Resource Utilization on Alveo U280

The following table lists the resource utilization for SPMV-based CG kernel.

Resource Utilization on U280
Name LUT LUTAsMem REG BRAM URAM DSP
User Budget 1104369 [100.00%] 552814 [100.00%] 2217989 [100.00%] 1693 [100.00%] 896 [100.00%] 9020 [100.00%]
Used Resources 285372 [ 25.84%] 36605 [ 6.62%] 442368 [ 19.94%] 267 [ 15.77%] 64 [ 7.14%] 1192 [ 13.22%]

Benchmark Results on Alveo U280 FPGA

CPU Hardware information

  • Model name: Intel(R) Xeon(R) CPU E5-2667 v4 @ 3.20GHz
  • Total threads: 32, Threads/Core: 2, Cores/Socket: 8, Total sockets: 2, Total Cores:16

FPGA Hardware Information

  • Device name: Xilinx Alveo U280
  • Fmax: 243MHz
Benchmark Results on U280
Matrix Name Rows/Cols NNZs Padded Rows/Cols Padded NNZs Padding Ratio No. iterations Time per Iter [ms] Time per Iter on CPU [ms] Acceleration Ratio
nasa2910 2910 174296 2912 297952 1.70946 1777 0.0511172 0.0692836 1.36
ex9 3363 99471 3364 199328 2.00388 5000 0.0497677 0.0559332 1.12
bcsstk24 3562 159910 3564 222656 1.39238 5000 0.0598962 0.0581827 0.97
bcsstk15 3948 117816 3948 267488 2.27039 658 0.0927269 0.125615 1.35
bcsstk28 4410 219024 4412 319264 1.45767 4878 0.0586356 6.92198 118.05
s3rmt3m3 5357 207695 5360 330624 1.59187 5000 0.0744822 6.55229 87.97
s2rmq4m1 5489 281111 5492 427648 1.52128 1779 0.084562 6.75384 79.87
nd3k 9000 3279690 9000 4277792 1.30433 5000 0.363479 4.66861 12.84
ted_B 10605 144579 10608 548416 3.79319 30 0.984467 6.53108 6.63
ted_B_unscaled 10605 144579 10608 548416 3.79319 16 1.75354 8.59891 4.90
msc10848 10848 1229778 10848 2050720 1.66755 5000 0.230942 5.43921 23.55
cbuckle 13681 676515 13684 924832 1.36705 1282 0.16427 5.48588 33.40
olafu 16146 1015156 16148 1452320 1.43064 5000 0.169174 5.05108 29.86
gyro_k 17361 1021159 17364 1932384 1.89234 5000 0.254172 4.85938 19.12
bodyy4 17546 121938 17548 710112 5.82355 230 0.174435 4.73164 27.13
nd6k 18000 6897316 18000 9415552 1.3651 5000 0.809868 4.25772 5.26
raefsky4 19779 1328611 19780 2268704 1.70758 5000 0.268956 4.22843 15.72
bcsstk36 23052 1143140 23052 1833056 1.60353 5000 0.253049 3.9882 15.76

Convergence

Conjugate gradient method may suffer convergent issue for matrices with large condition number. Jacobi preconditioner, adopted in this kernel, is widely used and dramatically reduces the overall number of iterations to solve the linear system. For some matrices, however, the solver with Jacobi preconditioner is not able to converge. For instance, the number of iterations for some matrices in the above table reached the upper limit 5000 with the preset relative tolerance 10e-12.

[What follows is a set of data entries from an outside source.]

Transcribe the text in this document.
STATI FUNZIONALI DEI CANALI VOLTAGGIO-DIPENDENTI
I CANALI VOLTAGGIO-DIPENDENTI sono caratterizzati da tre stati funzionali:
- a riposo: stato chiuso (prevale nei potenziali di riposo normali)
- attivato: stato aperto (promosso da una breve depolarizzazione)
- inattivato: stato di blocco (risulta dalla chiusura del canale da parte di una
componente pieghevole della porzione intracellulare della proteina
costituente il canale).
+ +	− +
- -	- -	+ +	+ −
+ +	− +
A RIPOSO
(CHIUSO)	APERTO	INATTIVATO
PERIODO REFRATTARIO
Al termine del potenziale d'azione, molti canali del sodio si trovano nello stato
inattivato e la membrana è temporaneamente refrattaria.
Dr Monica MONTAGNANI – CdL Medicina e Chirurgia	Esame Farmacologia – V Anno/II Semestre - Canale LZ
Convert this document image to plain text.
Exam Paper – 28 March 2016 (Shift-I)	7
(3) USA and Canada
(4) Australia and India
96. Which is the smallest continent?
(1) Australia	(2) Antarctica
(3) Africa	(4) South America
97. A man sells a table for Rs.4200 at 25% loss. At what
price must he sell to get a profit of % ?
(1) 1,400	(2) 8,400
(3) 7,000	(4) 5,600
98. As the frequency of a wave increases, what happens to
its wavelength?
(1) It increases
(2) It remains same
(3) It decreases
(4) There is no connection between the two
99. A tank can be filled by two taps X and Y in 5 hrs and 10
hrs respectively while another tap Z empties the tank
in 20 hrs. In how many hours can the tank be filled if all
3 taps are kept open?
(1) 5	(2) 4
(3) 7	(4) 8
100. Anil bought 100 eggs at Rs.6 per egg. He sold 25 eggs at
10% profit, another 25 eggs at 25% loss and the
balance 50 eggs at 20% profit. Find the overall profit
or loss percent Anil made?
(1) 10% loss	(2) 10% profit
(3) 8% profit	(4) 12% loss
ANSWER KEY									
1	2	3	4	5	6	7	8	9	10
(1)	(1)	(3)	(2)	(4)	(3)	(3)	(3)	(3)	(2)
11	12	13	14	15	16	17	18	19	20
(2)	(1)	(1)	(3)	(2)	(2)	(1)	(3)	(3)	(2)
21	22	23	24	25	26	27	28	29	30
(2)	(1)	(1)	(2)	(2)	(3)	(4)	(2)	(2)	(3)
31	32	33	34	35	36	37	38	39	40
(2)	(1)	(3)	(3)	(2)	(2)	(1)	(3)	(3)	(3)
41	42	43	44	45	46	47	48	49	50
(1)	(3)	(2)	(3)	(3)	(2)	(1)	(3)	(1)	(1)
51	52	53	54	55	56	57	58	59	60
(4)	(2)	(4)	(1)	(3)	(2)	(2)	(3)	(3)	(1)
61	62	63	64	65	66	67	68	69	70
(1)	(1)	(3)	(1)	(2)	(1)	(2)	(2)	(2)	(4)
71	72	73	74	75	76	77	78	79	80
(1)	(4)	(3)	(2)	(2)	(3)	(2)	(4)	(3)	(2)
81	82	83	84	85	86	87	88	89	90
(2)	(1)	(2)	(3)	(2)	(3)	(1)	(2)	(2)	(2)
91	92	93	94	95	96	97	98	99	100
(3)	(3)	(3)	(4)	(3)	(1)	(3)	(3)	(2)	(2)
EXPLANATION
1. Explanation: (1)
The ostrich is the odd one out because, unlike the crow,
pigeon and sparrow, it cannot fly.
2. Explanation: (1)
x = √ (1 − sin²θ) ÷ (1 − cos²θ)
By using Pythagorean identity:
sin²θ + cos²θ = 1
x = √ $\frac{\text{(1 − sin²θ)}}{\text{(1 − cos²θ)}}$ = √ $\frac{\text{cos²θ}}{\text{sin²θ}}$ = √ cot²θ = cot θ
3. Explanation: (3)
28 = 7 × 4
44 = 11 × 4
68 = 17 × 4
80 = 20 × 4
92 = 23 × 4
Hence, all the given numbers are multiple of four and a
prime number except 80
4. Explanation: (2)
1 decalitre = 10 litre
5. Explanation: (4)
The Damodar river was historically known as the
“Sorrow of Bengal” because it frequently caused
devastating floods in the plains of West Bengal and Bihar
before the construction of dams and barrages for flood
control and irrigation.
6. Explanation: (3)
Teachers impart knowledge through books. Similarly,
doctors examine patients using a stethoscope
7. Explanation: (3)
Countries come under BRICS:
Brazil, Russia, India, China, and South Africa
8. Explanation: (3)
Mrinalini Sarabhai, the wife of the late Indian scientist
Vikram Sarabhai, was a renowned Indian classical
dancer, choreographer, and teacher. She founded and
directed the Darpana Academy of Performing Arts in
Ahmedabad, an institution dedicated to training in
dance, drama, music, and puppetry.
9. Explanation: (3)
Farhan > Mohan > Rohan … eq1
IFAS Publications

Although the solver, for some other matrices e.g. ted_B_unscaled, meets the preset tolerance within the preset number of iteration limit, there might still be some mismatches in the result vector compared to the golden reference x. The solution to this issue is to further reduce the tolerance value to such as 10e-15.